Tensions continue to escalate in Europe, where another demonstration of Russian force prompted another demonstration of Western resolve — perhaps not quite in equal measure. After the Russians conducted tests of their Iskander-M land-based, nuclear-capable missile system in Kaliningrad, the US and UK pledged to build up forces on the eastern perimeter in Poland and Romania. The expansion, the largest since the end of the Cold War, will eventually produce a 4,000-troop presence along the Russian frontier.

That’s still a drop in the bucket compared to what it faces on the other side:

Britain said on Wednesday it will send fighter jets to Romania next year and the United States promised troops, tanks and artillery to Poland in NATO’s biggest military build-up on Russia’s borders since the Cold War.

Germany, Canada and other NATO allies also pledged forces at a defense ministers meeting in Brussels on the same day two Russian warships armed with cruise missiles entered the Baltic Sea between Sweden and Denmark, underscoring East-West tensions. …

NATO Secretary-General Jens Stoltenberg said the troop contributions to a new 4,000-strong force in the Baltics and eastern Europe were a measured response to what the alliance believes are some 330,000 Russian troops stationed on Russia’s western flank near Moscow.

“This month alone, Russia has deployed nuclear-capable Iskander missiles to Kaliningrad and suspended a weapons-grade plutonium agreement with the United States,” Stoltenberg said, also accusing Russia of continued support for rebels in Ukraine.

The plan does envision a secondary level of forces that will go to 40,000 troops, but the disparity has been part of the issue. Russia has maintained high troop levels on its side of the NATO line, worrisome in itself, but the recent tests in Kaliningrad have heightened the need for more readiness. No one knows whether the Russians have shipped nuclear-armed missiles to Kaliningrad with the Iskander-M launchers, but that wouldn’t be a tough trick to pull off, either.

Plus, the Russians have a new nuclear toy that they seem eager to show off as well. Meet the RS-28 Sarmat — a modern version of an ICBM with a much more reliable electronics infrastructure that NATO calls the “Satan 2” rocket:

The RS-28 Sarmat could carry a payload capable of wiping out a landmass “the size of Texas or France,” according to a report by the Kremlin-aligned Sputnik news agency.

Known colloquially as “Satan 2,” the missile will replace the RS-36M — which was dubbed “Satan” by NATO after entering service in the 1970s.

Robert Kelley, a former nuclear weapons expert at the U.S. Department of Energy, said the new missile was likely an upgrade of electronics — rather than explosive power or range.

The declassification by the Russians of this new weapon — which is expected to get deployed in late 2017 — sends a message too, and one that won’t easily be matched by the US. The Obama administration has been reluctant to spend money on modernizing our own nuclear capabilities, in part because Barack Obama has held out hope that he could bargain nuclear weapons out of existence.
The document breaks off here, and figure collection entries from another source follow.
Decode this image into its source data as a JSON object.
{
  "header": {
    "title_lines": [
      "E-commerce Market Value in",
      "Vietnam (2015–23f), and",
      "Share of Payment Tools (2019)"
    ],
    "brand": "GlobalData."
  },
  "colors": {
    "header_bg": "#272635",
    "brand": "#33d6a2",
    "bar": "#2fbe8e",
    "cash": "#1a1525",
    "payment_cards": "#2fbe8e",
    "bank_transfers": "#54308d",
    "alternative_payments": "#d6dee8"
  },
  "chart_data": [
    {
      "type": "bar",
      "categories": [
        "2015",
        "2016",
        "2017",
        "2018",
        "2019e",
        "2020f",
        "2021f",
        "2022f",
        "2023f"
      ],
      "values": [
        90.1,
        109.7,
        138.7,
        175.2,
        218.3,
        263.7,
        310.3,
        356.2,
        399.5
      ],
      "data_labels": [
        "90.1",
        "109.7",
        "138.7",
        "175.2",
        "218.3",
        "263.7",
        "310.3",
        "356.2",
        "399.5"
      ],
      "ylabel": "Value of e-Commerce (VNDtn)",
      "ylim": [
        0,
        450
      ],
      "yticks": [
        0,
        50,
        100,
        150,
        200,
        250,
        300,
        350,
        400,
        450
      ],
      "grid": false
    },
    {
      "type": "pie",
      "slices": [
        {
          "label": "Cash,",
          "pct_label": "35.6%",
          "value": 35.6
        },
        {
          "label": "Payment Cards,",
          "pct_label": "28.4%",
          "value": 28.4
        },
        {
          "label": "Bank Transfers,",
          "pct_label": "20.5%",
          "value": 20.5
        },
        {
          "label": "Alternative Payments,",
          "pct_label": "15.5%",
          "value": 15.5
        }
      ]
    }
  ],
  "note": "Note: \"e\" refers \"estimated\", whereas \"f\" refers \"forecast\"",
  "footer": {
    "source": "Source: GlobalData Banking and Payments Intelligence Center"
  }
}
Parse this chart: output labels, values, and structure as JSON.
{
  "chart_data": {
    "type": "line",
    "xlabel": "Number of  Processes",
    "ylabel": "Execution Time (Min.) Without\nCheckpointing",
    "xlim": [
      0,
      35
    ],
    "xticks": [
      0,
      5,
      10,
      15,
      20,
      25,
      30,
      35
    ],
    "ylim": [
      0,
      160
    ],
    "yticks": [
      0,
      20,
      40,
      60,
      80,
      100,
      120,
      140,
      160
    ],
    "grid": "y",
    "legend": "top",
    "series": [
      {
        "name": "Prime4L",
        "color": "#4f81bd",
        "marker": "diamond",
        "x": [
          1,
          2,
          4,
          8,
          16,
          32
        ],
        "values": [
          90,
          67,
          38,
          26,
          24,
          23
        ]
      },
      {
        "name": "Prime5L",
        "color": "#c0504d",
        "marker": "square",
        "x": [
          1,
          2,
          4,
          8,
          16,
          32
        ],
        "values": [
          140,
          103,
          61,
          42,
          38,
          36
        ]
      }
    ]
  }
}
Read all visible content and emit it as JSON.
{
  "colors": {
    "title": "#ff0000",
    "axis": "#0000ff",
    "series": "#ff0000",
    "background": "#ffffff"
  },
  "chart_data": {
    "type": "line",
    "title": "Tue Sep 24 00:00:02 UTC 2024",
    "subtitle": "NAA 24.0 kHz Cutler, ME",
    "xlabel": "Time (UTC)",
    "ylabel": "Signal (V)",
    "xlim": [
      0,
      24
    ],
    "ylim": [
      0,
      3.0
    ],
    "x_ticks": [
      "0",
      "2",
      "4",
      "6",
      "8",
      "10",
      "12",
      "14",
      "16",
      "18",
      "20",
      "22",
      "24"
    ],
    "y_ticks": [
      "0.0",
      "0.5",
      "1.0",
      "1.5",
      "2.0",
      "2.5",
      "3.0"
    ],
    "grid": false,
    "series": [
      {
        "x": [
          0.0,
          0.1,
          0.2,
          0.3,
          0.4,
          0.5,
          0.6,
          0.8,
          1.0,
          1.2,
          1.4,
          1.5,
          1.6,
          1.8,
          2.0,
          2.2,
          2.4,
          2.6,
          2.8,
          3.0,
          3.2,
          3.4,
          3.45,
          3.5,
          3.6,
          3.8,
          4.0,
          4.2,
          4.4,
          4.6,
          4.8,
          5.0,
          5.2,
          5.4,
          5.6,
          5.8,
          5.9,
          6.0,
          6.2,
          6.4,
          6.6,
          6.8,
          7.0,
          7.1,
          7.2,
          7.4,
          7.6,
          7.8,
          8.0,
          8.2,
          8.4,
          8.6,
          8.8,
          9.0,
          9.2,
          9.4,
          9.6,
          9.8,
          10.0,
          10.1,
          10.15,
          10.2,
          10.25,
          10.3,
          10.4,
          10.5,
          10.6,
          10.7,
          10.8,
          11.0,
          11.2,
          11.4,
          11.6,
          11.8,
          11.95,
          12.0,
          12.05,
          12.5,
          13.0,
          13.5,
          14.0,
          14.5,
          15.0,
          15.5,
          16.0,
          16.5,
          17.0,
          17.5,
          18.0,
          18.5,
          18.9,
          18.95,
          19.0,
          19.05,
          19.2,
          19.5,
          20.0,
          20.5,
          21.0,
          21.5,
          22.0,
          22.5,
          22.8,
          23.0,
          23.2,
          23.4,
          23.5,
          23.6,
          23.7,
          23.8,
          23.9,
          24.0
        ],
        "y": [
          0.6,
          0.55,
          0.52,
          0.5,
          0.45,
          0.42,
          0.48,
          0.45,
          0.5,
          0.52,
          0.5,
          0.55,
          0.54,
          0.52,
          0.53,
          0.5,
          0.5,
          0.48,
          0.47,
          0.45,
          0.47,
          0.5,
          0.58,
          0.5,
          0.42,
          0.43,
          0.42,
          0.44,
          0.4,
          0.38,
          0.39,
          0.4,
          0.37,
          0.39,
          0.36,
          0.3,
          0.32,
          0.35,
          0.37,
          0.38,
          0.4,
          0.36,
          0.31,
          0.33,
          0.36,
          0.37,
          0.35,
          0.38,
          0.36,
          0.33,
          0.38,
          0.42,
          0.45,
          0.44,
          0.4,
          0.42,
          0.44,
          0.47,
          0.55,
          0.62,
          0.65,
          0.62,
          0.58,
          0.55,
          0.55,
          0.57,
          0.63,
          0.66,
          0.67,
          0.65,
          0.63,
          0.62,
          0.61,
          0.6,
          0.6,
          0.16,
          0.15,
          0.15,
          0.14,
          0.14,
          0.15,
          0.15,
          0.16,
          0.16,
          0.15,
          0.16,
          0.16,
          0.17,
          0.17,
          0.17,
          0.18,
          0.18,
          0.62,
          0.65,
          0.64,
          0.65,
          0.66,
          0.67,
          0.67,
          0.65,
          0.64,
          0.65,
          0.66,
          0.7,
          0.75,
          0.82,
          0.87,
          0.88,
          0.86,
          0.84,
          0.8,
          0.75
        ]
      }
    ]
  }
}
Six years ago, the Obama administration pledged to invest heavily in our nuclear infrastructure, but little progress has been made since even on the pledge for a replacement ICBM system slated for deployment in 2030. At a recent Council on Foreign Relations symposium, Undersecretary for Nuclear Security at the U.S. Department of Energy Frank G. Klotz underscored the issue:

I spent a lot of time as a missile launch officer. The Minuteman III, which is the current ICBM that we have, was deployed in the 1970s, and even then was put into siloes that were constructed in the early 1960s. And even the Ohio-class submarine, which is the most survivable leg of our triad, its life has already been extended from 30 years to 42 years, and the first of those submarines are going to begin to age out here in the next decade.

Same thing goes with the weapons. We have the smallest stockpile that we have ever had since the early Eisenhower administration, reaching a peak of around 31,000 in 1967, now down to the latest unclassified number 4,700 weapons. And that stockpile is also the oldest stockpile we’ve ever had. The average age of the weapons in our nuclear arsenal that go with those delivery systems is 27 years.

As Bill and I were talking about earlier, there was a time where we used to turn weapons over about once every 10 years or so. So in any event, if we’re going to maintain a safe, secure, and effective force, we’re going to need to do something to replace the existing delivery systems and extend the life of the nuclear weapons that we have.

The debate at the CFR involved whether the US had entered a new arms race with Russia and China. Perhaps a better way of framing it is whether we have entered a modernization race. If so, we started off with a large advantage, so it’s important not to give way to hysteria — but equally important to know we can be eclipsed if we continue to stand pat.

More importantly, Russia clearly takes all of this seriously. So far, we haven’t … until perhaps now. Perhaps.